Sign Language Dictionary

We are committed to providing resources for parents who value signing with their children. Our sign language dictionary includes over 400 common signs including the top starter sings for your baby. For each word, there is a video, diagram, and teaching notes to make learning new signs easy. Many of our signs include free downloadable ASL Flashcards to help reinforce the signs taught in our series.

Sleep in Sign Language

Learn how to sign sleep in sign language. You can practice it each and every night (and at naptimes!)

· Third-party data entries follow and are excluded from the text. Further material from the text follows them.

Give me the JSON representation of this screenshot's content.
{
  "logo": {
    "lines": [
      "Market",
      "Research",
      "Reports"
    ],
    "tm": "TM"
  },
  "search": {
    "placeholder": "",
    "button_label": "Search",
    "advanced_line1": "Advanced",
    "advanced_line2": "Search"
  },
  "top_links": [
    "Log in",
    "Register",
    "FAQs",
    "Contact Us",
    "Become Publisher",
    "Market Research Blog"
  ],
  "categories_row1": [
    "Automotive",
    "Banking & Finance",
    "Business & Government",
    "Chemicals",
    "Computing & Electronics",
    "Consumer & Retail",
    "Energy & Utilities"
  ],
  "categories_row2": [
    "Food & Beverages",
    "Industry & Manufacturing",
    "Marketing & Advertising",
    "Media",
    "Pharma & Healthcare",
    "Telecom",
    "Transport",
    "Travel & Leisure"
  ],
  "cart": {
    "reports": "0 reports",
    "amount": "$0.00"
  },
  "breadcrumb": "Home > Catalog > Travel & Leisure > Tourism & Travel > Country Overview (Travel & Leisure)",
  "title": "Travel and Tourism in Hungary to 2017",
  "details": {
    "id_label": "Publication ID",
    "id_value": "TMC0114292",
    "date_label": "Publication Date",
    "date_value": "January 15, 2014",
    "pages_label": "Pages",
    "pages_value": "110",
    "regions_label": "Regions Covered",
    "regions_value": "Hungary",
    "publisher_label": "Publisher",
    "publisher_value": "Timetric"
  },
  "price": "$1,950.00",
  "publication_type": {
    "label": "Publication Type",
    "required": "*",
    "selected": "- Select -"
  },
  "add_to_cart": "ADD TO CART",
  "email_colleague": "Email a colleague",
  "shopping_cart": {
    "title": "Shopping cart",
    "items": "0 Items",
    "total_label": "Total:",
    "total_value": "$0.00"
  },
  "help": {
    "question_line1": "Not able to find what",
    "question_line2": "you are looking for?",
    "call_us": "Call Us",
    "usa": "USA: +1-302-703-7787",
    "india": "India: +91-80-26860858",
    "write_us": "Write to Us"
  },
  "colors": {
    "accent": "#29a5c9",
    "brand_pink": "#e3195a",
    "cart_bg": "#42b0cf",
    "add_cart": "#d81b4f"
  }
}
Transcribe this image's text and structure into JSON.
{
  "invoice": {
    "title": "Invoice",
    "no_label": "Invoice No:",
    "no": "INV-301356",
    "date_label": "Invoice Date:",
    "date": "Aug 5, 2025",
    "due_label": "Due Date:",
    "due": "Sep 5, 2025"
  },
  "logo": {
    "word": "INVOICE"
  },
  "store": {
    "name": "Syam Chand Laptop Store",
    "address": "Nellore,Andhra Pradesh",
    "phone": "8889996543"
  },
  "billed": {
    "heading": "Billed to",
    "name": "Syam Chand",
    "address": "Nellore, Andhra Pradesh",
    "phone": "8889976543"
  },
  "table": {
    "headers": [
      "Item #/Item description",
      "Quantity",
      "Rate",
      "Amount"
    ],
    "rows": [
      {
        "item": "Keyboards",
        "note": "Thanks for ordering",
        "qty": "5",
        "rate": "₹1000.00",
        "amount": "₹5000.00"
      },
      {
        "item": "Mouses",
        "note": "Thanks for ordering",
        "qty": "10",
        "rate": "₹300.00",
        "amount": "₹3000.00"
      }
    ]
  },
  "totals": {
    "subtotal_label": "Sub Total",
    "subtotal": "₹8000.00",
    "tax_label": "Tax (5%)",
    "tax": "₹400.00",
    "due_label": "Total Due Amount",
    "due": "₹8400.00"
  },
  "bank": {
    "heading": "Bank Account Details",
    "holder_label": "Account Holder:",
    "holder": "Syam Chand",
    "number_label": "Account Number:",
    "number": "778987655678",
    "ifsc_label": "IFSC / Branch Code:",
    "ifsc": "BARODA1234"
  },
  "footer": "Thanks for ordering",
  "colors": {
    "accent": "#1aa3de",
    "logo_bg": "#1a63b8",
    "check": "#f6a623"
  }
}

1. Bring one hand up in front of your face, palm open and facing you, fingers spread slightly apart.
2. Draw your hand down towards your chin and close your fingers together so they touch. Close your eyes at the same time.
3. This sign looks like you are drifting off to sleep! Use this visual to help you remember the sign.

Teaching Tips:

  • Do you have a sleepy time routine at your house? Talk through the steps with your child, such as “Before we go to sleep, first we (brush teeth), then we (get on jammies), then we read a book. Then it is time for sleep!” Sign sleep each time you say it.
  • Games for young children can help teach routine. Have one child pretend to be the parent and another child be the pretend child (or you, the adult, be the child!). Have the “parent” take the “child” through a sleep routine. Sign sleep and any other signs you know, such as read and brush teeth as you go!

Transcript:
Bring your hand down your sleepy face and close your eyes and fingers. Can you sign sleep?